Oh it just sickens me. I thought about going through the contents of the vacuum cleaner, but I was well beyond my means...actually....the contents are still there. So when I sober up in the morning I can pick through the vacuum cleaner and find his eyes.
So Mr. Spud is a potato and vegetable scrubber. He has a brush on his back. He grins at me and makes googley eyes as I wash dishes or cook. Well. Not currently. Now Mr. Spud sits and grins blindly out at the world.
So I poured sake into a shot glass as I cooked. A bottle of sake, 3 enchiladas and two helpings of Mexican rice later, I am fairly content.

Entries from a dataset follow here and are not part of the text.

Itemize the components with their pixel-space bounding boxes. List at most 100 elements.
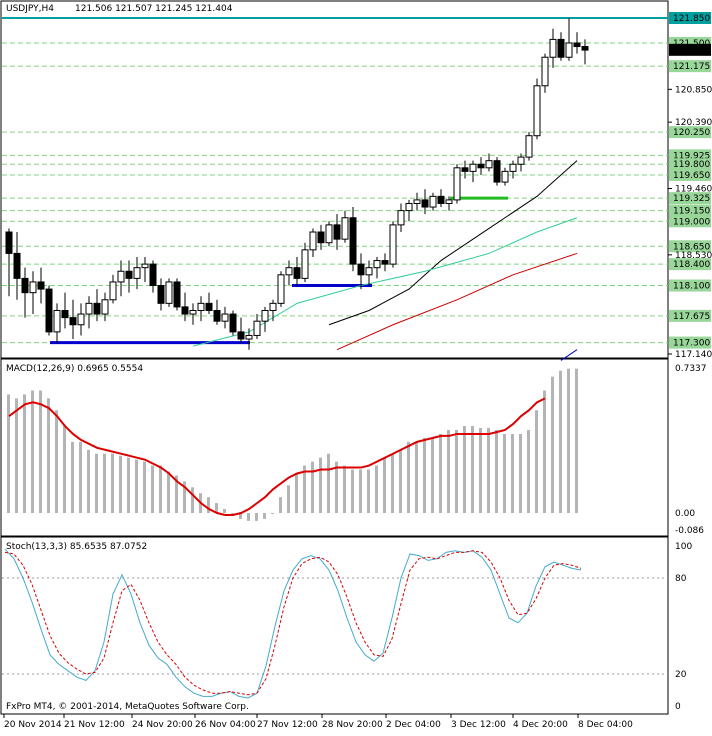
- candle-body: [397, 210, 405, 226]
- resistance-price-label: 121.850: [673, 14, 710, 24]
- time-axis-label: 2 Dec 04:00: [386, 720, 441, 730]
- moving-average-line: [328, 160, 578, 326]
- stoch-scale-label: 0: [675, 702, 681, 712]
- macd-histogram-bar: [463, 426, 466, 514]
- candle-body: [21, 277, 29, 294]
- macd-histogram-bar: [543, 390, 546, 514]
- macd-histogram-bar: [279, 497, 282, 514]
- price-scale-label: 120.850: [675, 85, 712, 95]
- candle-body: [557, 38, 565, 58]
- level-price-label: 121.175: [673, 62, 710, 72]
- candle-body: [29, 281, 37, 294]
- macd-histogram-bar: [247, 513, 250, 521]
- time-axis-label: 4 Dec 20:00: [513, 720, 568, 730]
- macd-histogram-bar: [311, 461, 314, 514]
- moving-average-line: [192, 217, 578, 347]
- candle-body: [125, 270, 133, 279]
- macd-histogram-bar: [399, 449, 402, 514]
- candle-body: [413, 199, 421, 204]
- header-symbol: USDJPY,H4: [6, 4, 54, 14]
- level-price-tag: [669, 60, 711, 73]
- candle-body: [485, 160, 493, 169]
- level-price-tag: [669, 126, 711, 139]
- macd-histogram-bar: [447, 429, 450, 514]
- time-axis-label: 21 Nov 12:00: [64, 720, 125, 730]
- candle-body: [45, 288, 53, 333]
- level-price-label: 120.250: [673, 128, 710, 138]
- macd-histogram-bar: [55, 410, 58, 514]
- time-axis-label: 3 Dec 12:00: [451, 720, 506, 730]
- macd-histogram-bar: [367, 469, 370, 514]
- stoch-scale-label: 100: [675, 542, 692, 552]
- candle-body: [341, 217, 349, 240]
- candle-body: [469, 163, 477, 172]
- macd-histogram-bar: [215, 503, 218, 514]
- macd-histogram-bar: [439, 433, 442, 514]
- resistance-price-tag: [669, 12, 711, 24]
- macd-histogram-bar: [479, 428, 482, 514]
- price-scale-label: 119.460: [675, 184, 712, 194]
- macd-signal-line: [8, 397, 546, 516]
- level-price-label: 117.675: [673, 312, 710, 322]
- macd-histogram-bar: [327, 453, 330, 514]
- candle-body: [101, 299, 109, 315]
- macd-histogram-bar: [351, 469, 354, 514]
- macd-histogram-bar: [111, 453, 114, 514]
- level-price-tag: [669, 258, 711, 271]
- candle-body: [85, 302, 93, 315]
- candle-body: [77, 313, 85, 326]
- macd-histogram-bar: [23, 394, 26, 514]
- candle-body: [13, 252, 21, 279]
- candle-body: [317, 231, 325, 244]
- macd-histogram-bar: [487, 428, 490, 514]
- candle-body: [493, 160, 501, 183]
- level-price-tag: [669, 336, 711, 349]
- macd-histogram-bar: [183, 481, 186, 514]
- level-price-label: 119.925: [673, 151, 710, 161]
- macd-histogram-bar: [375, 465, 378, 514]
- macd-histogram-bar: [495, 429, 498, 514]
- macd-histogram-bar: [15, 398, 18, 514]
- candle-body: [61, 309, 69, 319]
- macd-histogram-bar: [191, 487, 194, 514]
- candle-body: [573, 42, 581, 48]
- candle-body: [181, 306, 189, 315]
- candle-body: [549, 38, 557, 58]
- candle-body: [285, 267, 293, 276]
- candle-body: [109, 281, 117, 301]
- macd-histogram-bar: [287, 485, 290, 514]
- current-price-tag: [669, 43, 711, 56]
- macd-scale-label: 0.7337: [675, 364, 707, 374]
- macd-histogram-bar: [535, 410, 538, 514]
- candle-body: [229, 313, 237, 333]
- stoch-signal-line: [4, 550, 582, 696]
- candle-body: [461, 167, 469, 172]
- macd-histogram-bar: [303, 465, 306, 514]
- macd-histogram-bar: [31, 390, 34, 514]
- candle-body: [253, 320, 261, 336]
- candle-body: [525, 135, 533, 158]
- level-price-tag: [669, 309, 711, 322]
- time-axis-label: 20 Nov 2014: [4, 720, 62, 730]
- macd-histogram-bar: [391, 453, 394, 514]
- candle-body: [213, 309, 221, 322]
- candle-body: [157, 285, 165, 304]
- macd-histogram-bar: [119, 455, 122, 514]
- macd-histogram-bar: [383, 457, 386, 514]
- macd-histogram-bar: [471, 426, 474, 514]
- macd-histogram-bar: [71, 441, 74, 514]
- macd-histogram-bar: [527, 429, 530, 514]
- candle-body: [357, 263, 365, 276]
- candle-body: [205, 302, 213, 311]
- level-price-tag: [669, 168, 711, 181]
- candle-body: [429, 195, 437, 208]
- macd-histogram-bar: [407, 441, 410, 514]
- macd-histogram-bar: [223, 509, 226, 514]
- time-axis-label: 8 Dec 04:00: [578, 720, 633, 730]
- level-price-label: 118.400: [673, 260, 710, 270]
- candle-body: [581, 46, 589, 51]
- candle-body: [541, 56, 549, 87]
- macd-histogram-bar: [151, 465, 154, 514]
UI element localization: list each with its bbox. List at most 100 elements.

My bonsai might live. Maybe I'll search for Mr. Spud's eyes tomorrow. The succulents are dead. The vintage salt and pepper shakers are fine. The wind has settled and there is no sign of rain at the moment. But maybe tonight.
I'm still over an hour away from bedtime and too intoxicated to finish writing up my physics lab report, or calculate the molecular weight of air on Venus, so maybe I'll just peruse Pinterest.
Moral of the story? Simply lower your expectations, eat lots of sugar and drink plenty of coffee, eat good food and wash it down with alcohol. It'll all be ok in the morning.
Oh, and Queso Anejo is just simply amazing.